Brenda Safford was born on August 5, 1956 in Lubbock, Texas. Moving to Worcester with her second husband, Brenda worked within the community and became an adult learner at the age of 38, receiving both her Bachelor’s Degree and Master’s Degree in Human Services. Brenda is currently the director of Multicultural Affairs at Assumption College. In this interview, Brenda speaks about her days growing up in Lubbock, Texas, and her experiences with both racial segregation and integration in her school system.
Probably when I was younger, success was defined more externally by allowing other people’s opinions to determine whether or not I was successful. The older I get, the more internal the definition has become and it’s really, do I feel good about what I did today or what I did this week.
My first year [teaching] here, I must add, was difficult because they [the Assumption College students] were still all male. They were going to start accepting women the following year. And I remember when I first walked into one classroom, it was Intermediate French, and it was all boys, of course boys, men. And I could tell from their reaction that they thought Assumption had hit bottom, that Assumption College was really going to the dogs. They were against it; you know, the men who were here at the time did not want [the school] to accept women…… Let me say that that first year was interesting because I was teaching intermediate French and I was also teaching a senior seminar. And the senior seminar went famously, again all men. And I enjoyed them, and I am still in touch with some of them. But the Intermediate French [class]-they didn’t want to be there for one thing, you know when you really don’t want to study French, but you have to because it was the rule at the time that you had to have so many semesters of a foreign language. And then to have a woman in front of you besides. So that was a humbling experience, and it was balanced, luckily, by the senior seminar. They were more mature, they were leaving anyway, they were not going to have to worry about having women in the classrooms with them. And then in the second semester, I began teaching at Clark. And that was very important for me because the students at Clark were used to having women in front of them, you know as professors.

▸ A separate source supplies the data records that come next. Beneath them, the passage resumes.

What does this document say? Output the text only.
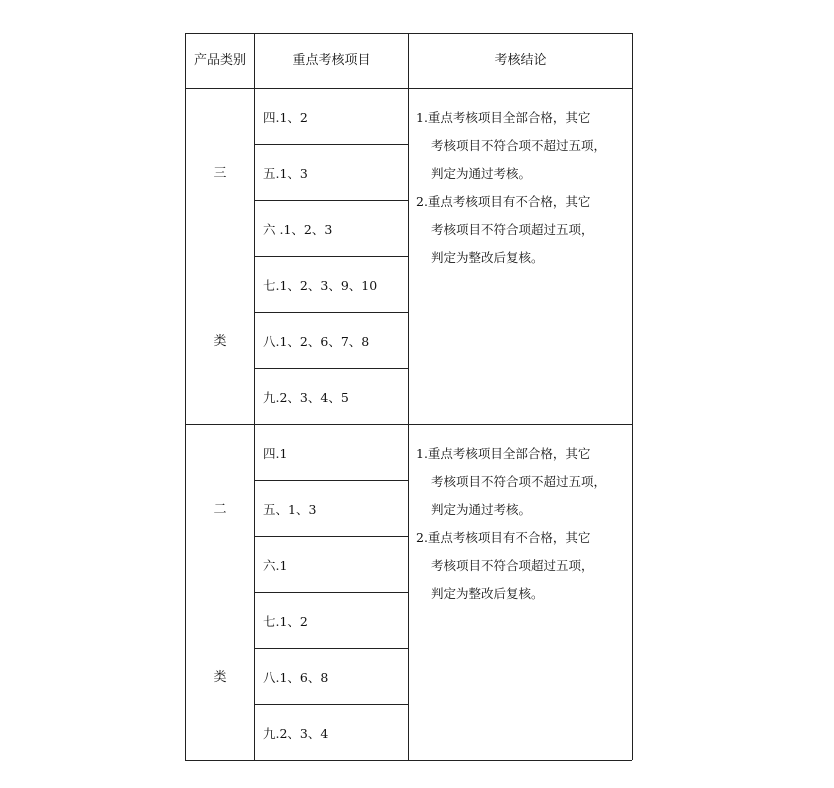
产品类别	重点考核项目	考核结论
三
类
四.1、2
五.1、3
六 .1、2、3
七.1、2、3、9、10
八.1、2、6、7、8
九.2、3、4、5
1.重点考核项目全部合格，其它
考核项目不符合项不超过五项，
判定为通过考核。
2.重点考核项目有不合格，其它
考核项目不符合项超过五项，
判定为整改后复核。
二
类
四.1
五、1、3
六.1
七.1、2
八.1、6、8
九.2、3、4
1.重点考核项目全部合格，其它
考核项目不符合项不超过五项，
判定为通过考核。
2.重点考核项目有不合格，其它
考核项目不符合项超过五项，
判定为整改后复核。
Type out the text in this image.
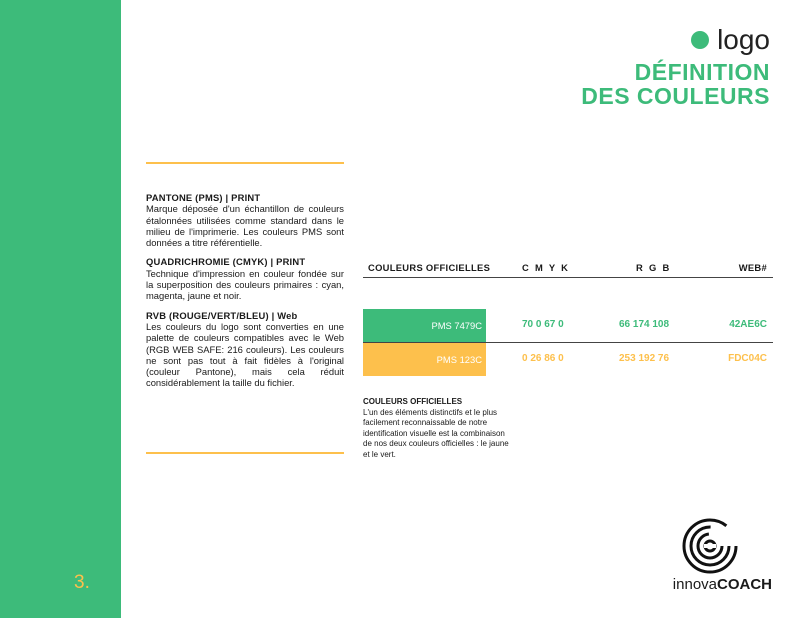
3.
logo
DÉFINITION
DES COULEURS
PANTONE (PMS) | PRINT
Marque déposée d'un échantillon de couleurs étalonnées utilisées comme standard dans le milieu de l'imprimerie. Les couleurs PMS sont données a titre référentielle.
QUADRICHROMIE (CMYK) | PRINT
Technique d'impression en couleur fondée sur la superposition des couleurs primaires : cyan, magenta, jaune et noir.
RVB (ROUGE/VERT/BLEU) | Web
Les couleurs du logo sont converties en une palette de couleurs compatibles avec le Web (RGB WEB SAFE: 216 couleurs). Les couleurs ne sont pas tout à fait fidèles à l'original (couleur Pantone), mais cela réduit considérablement la taille du fichier.
COULEURS OFFICIELLES	C M Y K	R G B	WEB#
PMS 7479C	70 0 67 0	66 174 108	42AE6C
PMS 123C	0 26 86 0	253 192 76	FDC04C
COULEURS OFFICIELLES
L'un des éléments distinctifs et le plus facilement reconnaissable de notre identification visuelle est la combinaison de nos deux couleurs officielles : le jaune et le vert.
innovaCOACH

Dr. Claire Quintal was one of the first women professors at Assumption College. She never married because she chose a career path in lieu of a family, which in her generation were the only two options. She was born in 1930 to a loving Roman Catholic, French-Canadian family where French was her first language. She grew up in Central Falls, Rhode Island, where she had a happy childhood. Claire attended Anna Maria College in Paxton, MA, and graduated in 1952.